20 August 2012

The power of a good man's support

In the discussions about PostPartum Depression, the focus is often on women and the struggles we face (go figure). Today, though, I’d like to focus on some people who are too often overlooked: men.

Recently, a friend of mine read one of my blog posts and related an experience he had with a friend who was dealing with PPD. The discussion was on Facebook and my mom commented with something I completely agree with: never underestimate the power of the love and support of a good man.

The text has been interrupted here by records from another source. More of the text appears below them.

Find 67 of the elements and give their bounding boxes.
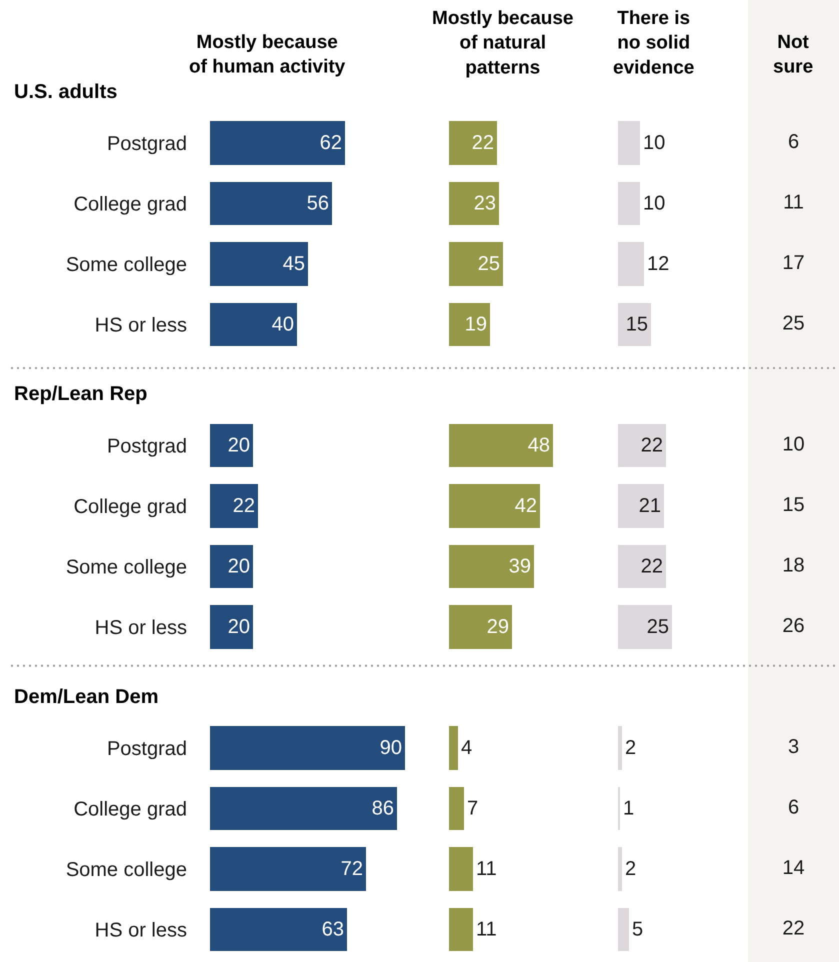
- data-label: 86: [372, 798, 394, 820]
- y-tick-label: HS or less: [94, 617, 187, 639]
- text: Not sure: [773, 32, 814, 78]
- data-label: 45: [282, 253, 305, 275]
- data-label: 25: [646, 616, 669, 638]
- data-label: 48: [528, 434, 550, 456]
- data-label: 19: [464, 314, 487, 336]
- data-label: 62: [320, 132, 342, 154]
- y-tick-label: College grad: [74, 496, 187, 518]
- data-label: 17: [782, 252, 805, 274]
- data-label: 22: [640, 556, 663, 578]
- data-label: 14: [782, 857, 805, 879]
- data-label: 3: [788, 736, 800, 758]
- data-label: 11: [476, 918, 497, 940]
- data-label: 18: [782, 554, 805, 576]
- data-label: 22: [640, 434, 663, 456]
- data-label: 20: [228, 556, 250, 578]
- chart-title: Mostly because of natural patterns: [432, 8, 574, 78]
- y-tick-label: Postgrad: [106, 436, 187, 458]
- data-label: 22: [472, 132, 494, 154]
- data-label: 20: [228, 616, 250, 638]
- data-label: 10: [643, 132, 666, 154]
- data-label: 11: [783, 192, 804, 214]
- data-label: 56: [306, 192, 329, 214]
- data-label: 42: [514, 495, 537, 517]
- data-label: 2: [625, 858, 636, 880]
- data-label: 10: [643, 192, 666, 214]
- y-tick-label: Postgrad: [106, 738, 187, 760]
- text: Rep/Lean Rep: [14, 383, 148, 405]
- data-label: 22: [782, 918, 805, 940]
- data-label: 26: [782, 615, 805, 637]
- y-tick-label: College grad: [74, 798, 187, 820]
- data-label: 39: [508, 556, 531, 578]
- data-label: 21: [638, 495, 661, 517]
- data-label: 7: [467, 798, 478, 820]
- data-label: 15: [626, 314, 648, 336]
- data-label: 25: [782, 312, 805, 334]
- data-label: 10: [782, 434, 805, 456]
- y-tick-label: HS or less: [94, 920, 187, 942]
- data-label: 22: [232, 495, 255, 517]
- data-label: 6: [788, 131, 800, 153]
- y-tick-label: College grad: [74, 194, 187, 216]
- data-label: 11: [476, 858, 497, 880]
- data-label: 72: [340, 858, 363, 880]
- y-tick-label: Some college: [66, 859, 187, 881]
- y-tick-label: HS or less: [94, 314, 187, 336]
- chart-title: Mostly because of human activity: [189, 32, 346, 78]
- data-label: 6: [788, 796, 800, 818]
- data-label: 5: [632, 918, 644, 940]
- data-label: 2: [625, 737, 636, 759]
- data-label: 1: [623, 798, 634, 820]
- data-label: 23: [474, 192, 496, 214]
- data-label: 4: [461, 737, 472, 759]
- chart-title: There is no solid evidence: [613, 8, 694, 78]
- y-tick-label: Some college: [66, 556, 187, 578]
- text: U.S. adults: [14, 81, 118, 103]
- text: Dem/Lean Dem: [14, 686, 158, 708]
- data-label: 40: [272, 314, 294, 336]
- data-label: 63: [322, 918, 344, 940]
- y-tick-label: Some college: [66, 254, 187, 276]
- data-label: 20: [228, 434, 250, 456]
- y-tick-label: Postgrad: [106, 133, 187, 155]
- data-label: 15: [782, 494, 805, 516]
- data-label: 90: [380, 737, 402, 759]
- data-label: 25: [478, 253, 500, 275]
- data-label: 12: [647, 253, 670, 275]
- data-label: 29: [486, 616, 509, 638]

I was fortunate to have the support of several good men when I was fighting my own battle with PPD. First and foremost, my husband. He had to learn as much as I did, he had to pick up the slack when I couldn’t cope, he had to deal with my mood swings, he had to learn to deal and cope just as I did. He did so with an incredible amount of grace and strength. He was always there for me, always loved me, always supported me. He never blew me off or told me to just suck it up. He listened to me and heard me on a deeper level than just the words I was speaking, he heard what I meant.

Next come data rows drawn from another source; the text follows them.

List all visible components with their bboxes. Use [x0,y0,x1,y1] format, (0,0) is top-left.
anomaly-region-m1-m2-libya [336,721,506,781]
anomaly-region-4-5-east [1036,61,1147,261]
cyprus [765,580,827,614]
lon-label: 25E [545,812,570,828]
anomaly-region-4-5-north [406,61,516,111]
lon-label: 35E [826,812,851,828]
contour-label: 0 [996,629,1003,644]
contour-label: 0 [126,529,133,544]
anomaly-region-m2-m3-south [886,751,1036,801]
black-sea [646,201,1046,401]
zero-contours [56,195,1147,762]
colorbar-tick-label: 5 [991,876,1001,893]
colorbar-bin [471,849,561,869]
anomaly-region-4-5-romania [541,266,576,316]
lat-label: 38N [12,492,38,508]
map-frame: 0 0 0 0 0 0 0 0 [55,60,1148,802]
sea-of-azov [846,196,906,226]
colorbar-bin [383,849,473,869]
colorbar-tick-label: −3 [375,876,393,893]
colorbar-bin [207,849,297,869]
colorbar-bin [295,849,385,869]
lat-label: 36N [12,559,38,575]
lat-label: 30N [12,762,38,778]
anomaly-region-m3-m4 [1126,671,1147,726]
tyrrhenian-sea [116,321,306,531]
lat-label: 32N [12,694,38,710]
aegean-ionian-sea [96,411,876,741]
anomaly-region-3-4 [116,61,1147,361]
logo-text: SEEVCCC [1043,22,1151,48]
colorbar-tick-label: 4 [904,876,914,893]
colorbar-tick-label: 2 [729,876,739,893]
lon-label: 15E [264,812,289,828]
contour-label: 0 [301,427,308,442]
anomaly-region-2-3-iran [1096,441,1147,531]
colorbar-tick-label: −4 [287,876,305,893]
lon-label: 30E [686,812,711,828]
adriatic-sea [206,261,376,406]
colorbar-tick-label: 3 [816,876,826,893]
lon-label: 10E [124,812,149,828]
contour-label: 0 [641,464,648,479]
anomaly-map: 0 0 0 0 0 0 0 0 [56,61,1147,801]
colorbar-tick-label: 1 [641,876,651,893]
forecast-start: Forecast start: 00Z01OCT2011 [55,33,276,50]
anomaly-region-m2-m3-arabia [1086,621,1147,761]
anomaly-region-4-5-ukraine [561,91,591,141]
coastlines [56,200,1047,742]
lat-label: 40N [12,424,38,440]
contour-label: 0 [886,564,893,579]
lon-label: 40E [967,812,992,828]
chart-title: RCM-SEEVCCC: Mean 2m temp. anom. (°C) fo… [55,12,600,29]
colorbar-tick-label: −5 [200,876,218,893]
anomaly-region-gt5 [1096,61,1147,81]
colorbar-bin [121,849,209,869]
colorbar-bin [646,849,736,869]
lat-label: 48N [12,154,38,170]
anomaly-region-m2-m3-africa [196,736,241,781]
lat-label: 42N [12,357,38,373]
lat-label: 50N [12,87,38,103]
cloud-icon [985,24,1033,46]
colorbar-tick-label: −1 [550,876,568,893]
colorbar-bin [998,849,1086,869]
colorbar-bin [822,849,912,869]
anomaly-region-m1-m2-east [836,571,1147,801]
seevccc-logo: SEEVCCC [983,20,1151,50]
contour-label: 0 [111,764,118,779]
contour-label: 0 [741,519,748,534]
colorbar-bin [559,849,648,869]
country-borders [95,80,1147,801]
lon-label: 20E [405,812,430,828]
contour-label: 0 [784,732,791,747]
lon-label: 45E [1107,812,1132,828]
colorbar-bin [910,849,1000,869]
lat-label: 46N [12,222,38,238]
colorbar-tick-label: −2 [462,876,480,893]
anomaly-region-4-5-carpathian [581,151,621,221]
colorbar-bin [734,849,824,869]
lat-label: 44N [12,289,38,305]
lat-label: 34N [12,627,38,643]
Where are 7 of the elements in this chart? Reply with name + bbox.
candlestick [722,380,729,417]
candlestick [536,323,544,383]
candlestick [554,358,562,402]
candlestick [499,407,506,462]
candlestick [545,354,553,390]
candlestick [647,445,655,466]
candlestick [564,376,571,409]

I didn’t tell very many friends or family what I was going through because I was afraid that none of them would understand or that they would turn their backs on me or (in one specific case) use it against me in a fight or something. Of the few friends I did tell, one of my dearest friends is like a sister to me and she helped us watch Elizabeth the second time I was in the hospital. Naturally, her husband knew what was going on and he was nothing but supportive of me. He prayed for me and made sure we knew that he supported us through it all.

My dad was one of the only family members who knew at the time and he was also supportive; our family didn’t really know a lot about PPD at that point but he never let that stop him from just loving on me and making sure I knew he was there for me. He happily let us borrow my mom when we needed help with Elizabeth during hospitalizations.

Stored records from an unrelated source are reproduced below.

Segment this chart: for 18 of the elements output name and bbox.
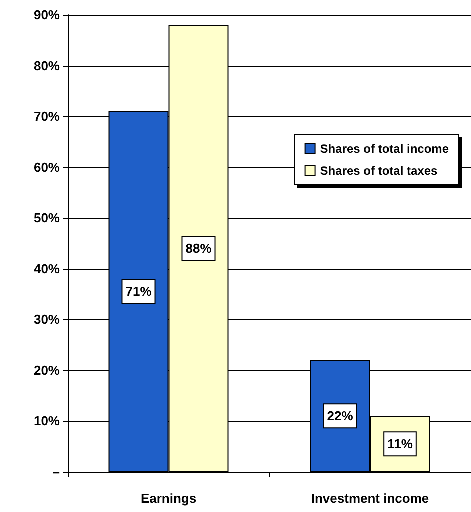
x-tick-label: Investment income — [311, 491, 430, 506]
y-tick-label: 20% — [34, 362, 60, 378]
legend-label: Shares of total taxes — [320, 164, 438, 178]
data-label: 22% — [327, 408, 354, 424]
legend-label: Shares of total income — [320, 142, 450, 156]
y-tick-label: 40% — [34, 261, 60, 276]
data-label: 11% — [388, 436, 414, 452]
y-tick-label: – — [52, 464, 60, 480]
data-label: 88% — [186, 241, 212, 256]
y-tick-label: 60% — [34, 160, 60, 175]
x-tick-label: Earnings — [140, 491, 197, 506]
data-label: 71% — [126, 284, 152, 300]
y-tick-label: 90% — [34, 8, 60, 22]
y-tick-label: 70% — [34, 109, 60, 124]
y-tick-label: 30% — [34, 312, 60, 328]
y-tick-label: 80% — [34, 58, 60, 74]
y-tick-label: 50% — [34, 210, 60, 226]
y-tick-label: 10% — [34, 414, 60, 429]
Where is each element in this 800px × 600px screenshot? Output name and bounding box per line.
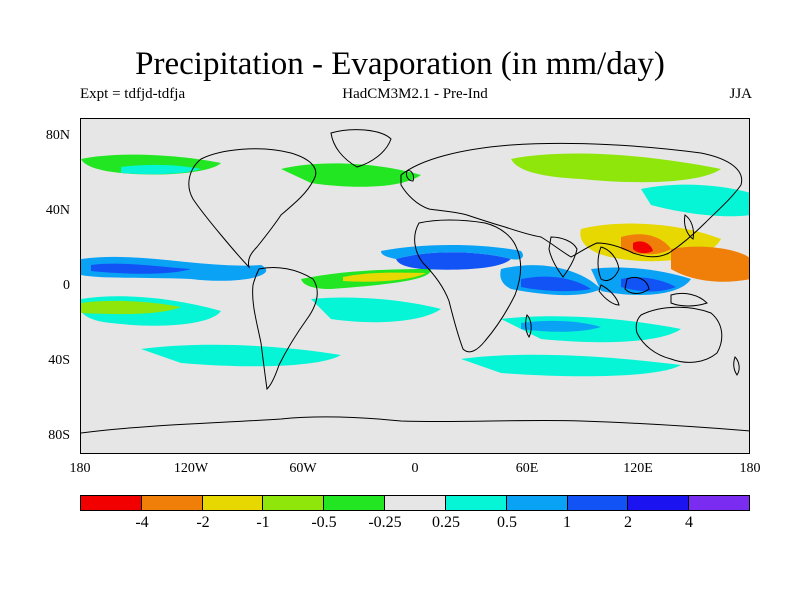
colorbar-label: 4 bbox=[685, 514, 693, 531]
lat-label: 40N bbox=[45, 203, 70, 218]
blob-pacific-itcz-core bbox=[91, 263, 191, 274]
map-panel bbox=[80, 118, 750, 454]
colorbar-segment bbox=[202, 496, 264, 510]
blob-sahel-edge bbox=[381, 245, 523, 260]
colorbar bbox=[80, 495, 750, 511]
blob-south-indian-core bbox=[521, 320, 601, 332]
coast-indochina bbox=[597, 246, 620, 282]
blob-north-pacific-cyan bbox=[121, 164, 201, 175]
coast-madagascar bbox=[525, 314, 532, 338]
colorbar-segment bbox=[385, 496, 446, 510]
colorbar-segment bbox=[445, 496, 507, 510]
experiment-label: Expt = tdfjd-tdfja bbox=[80, 86, 186, 102]
colorbar-label: -1 bbox=[256, 514, 270, 531]
coast-india bbox=[548, 236, 578, 278]
lon-label: 120E bbox=[623, 461, 653, 476]
colorbar-label: -4 bbox=[135, 514, 149, 531]
coast-australia bbox=[635, 306, 723, 363]
colorbar-label: 0.5 bbox=[497, 514, 517, 531]
lat-label: 0 bbox=[63, 278, 70, 293]
season-label: JJA bbox=[729, 86, 752, 102]
lat-label: 40S bbox=[48, 353, 70, 368]
coast-new-guinea bbox=[670, 292, 708, 307]
coast-africa bbox=[414, 219, 522, 353]
colorbar-segment bbox=[263, 496, 325, 510]
model-label: HadCM3M2.1 - Pre-Ind bbox=[342, 86, 488, 102]
coast-borneo bbox=[624, 276, 650, 294]
lat-label: 80S bbox=[48, 428, 70, 443]
blob-eurasia-cyan bbox=[641, 184, 749, 217]
coast-britain bbox=[406, 170, 414, 182]
coast-antarctica bbox=[81, 416, 749, 434]
blob-south-atlantic bbox=[311, 297, 441, 323]
colorbar-segment bbox=[567, 496, 629, 510]
colorbar-segment bbox=[324, 496, 386, 510]
colorbar-label: -2 bbox=[196, 514, 210, 531]
lon-label: 180 bbox=[739, 461, 761, 476]
lon-label: 180 bbox=[69, 461, 91, 476]
coast-new-zealand bbox=[733, 356, 740, 376]
blob-indian-ocean-core bbox=[521, 276, 591, 292]
colorbar-label: 2 bbox=[624, 514, 632, 531]
colorbar-label: 0.25 bbox=[432, 514, 460, 531]
colorbar-segment bbox=[506, 496, 568, 510]
map-field bbox=[81, 129, 749, 434]
coastlines bbox=[81, 129, 749, 434]
coast-south-america bbox=[252, 266, 318, 391]
colorbar-segment bbox=[689, 496, 749, 510]
blob-north-atlantic bbox=[281, 163, 421, 187]
blob-atlantic-itcz-core bbox=[343, 272, 426, 282]
lat-label: 80N bbox=[45, 128, 70, 143]
lon-label: 60W bbox=[289, 461, 317, 476]
colorbar-label: -0.25 bbox=[368, 514, 402, 531]
blob-southern-ocean bbox=[141, 344, 341, 367]
blob-west-pacific bbox=[671, 246, 749, 282]
coast-japan bbox=[684, 214, 694, 240]
coast-north-america bbox=[188, 148, 317, 269]
blob-south-pacific-green bbox=[81, 300, 181, 315]
blob-southern-ocean-2 bbox=[461, 354, 681, 377]
lon-label: 0 bbox=[411, 461, 419, 476]
colorbar-segment bbox=[141, 496, 203, 510]
lon-label: 60E bbox=[515, 461, 539, 476]
colorbar-segment bbox=[81, 496, 142, 510]
coast-greenland bbox=[330, 129, 392, 168]
colorbar-segment bbox=[628, 496, 690, 510]
blob-eurasia bbox=[511, 153, 721, 183]
anomaly-field bbox=[81, 153, 749, 377]
coast-sumatra bbox=[598, 284, 620, 306]
blob-east-asia-hot bbox=[633, 241, 653, 254]
coast-eurasia bbox=[400, 142, 743, 258]
lon-label: 120W bbox=[173, 461, 209, 476]
blob-maritime-core bbox=[621, 277, 676, 292]
colorbar-label: -0.5 bbox=[311, 514, 337, 531]
colorbar-label: 1 bbox=[563, 514, 571, 531]
map-title: Precipitation - Evaporation (in mm/day) bbox=[135, 46, 665, 82]
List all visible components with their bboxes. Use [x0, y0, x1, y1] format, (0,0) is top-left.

The Elders/missionaries from church (we’re LDS) were incredibly supportive as well. They offered to come visit, give me a blessing, pray for me, help with the house, or do whatever we needed. Most of all though, they never once made me feel like my PPD was a sign of a lack of faith or need to pray more or a consequence of sin or any of the other lovely things that Christians too often insinuate and/or outright say when a woman is dealing with PPD. They were just there.

These men are far from the only examples I have of people who loved an supported me through my journey, but they are the men who first come to mind with regards to the particular topic of this post. See, you don’t have to be a woman to support someone through PPD, and you don’t have to be her husband or even family to love her and support her.

So to all the men out there who feel helpless and powerless, who feel like “There’s nothing I can offer/do to support the woman in my life who’s dealing with PPD”, please just toss that concept right out the window. You can be just as much of a help and support, your love and kindness can make just as much of a difference to her as that of the other women she knows.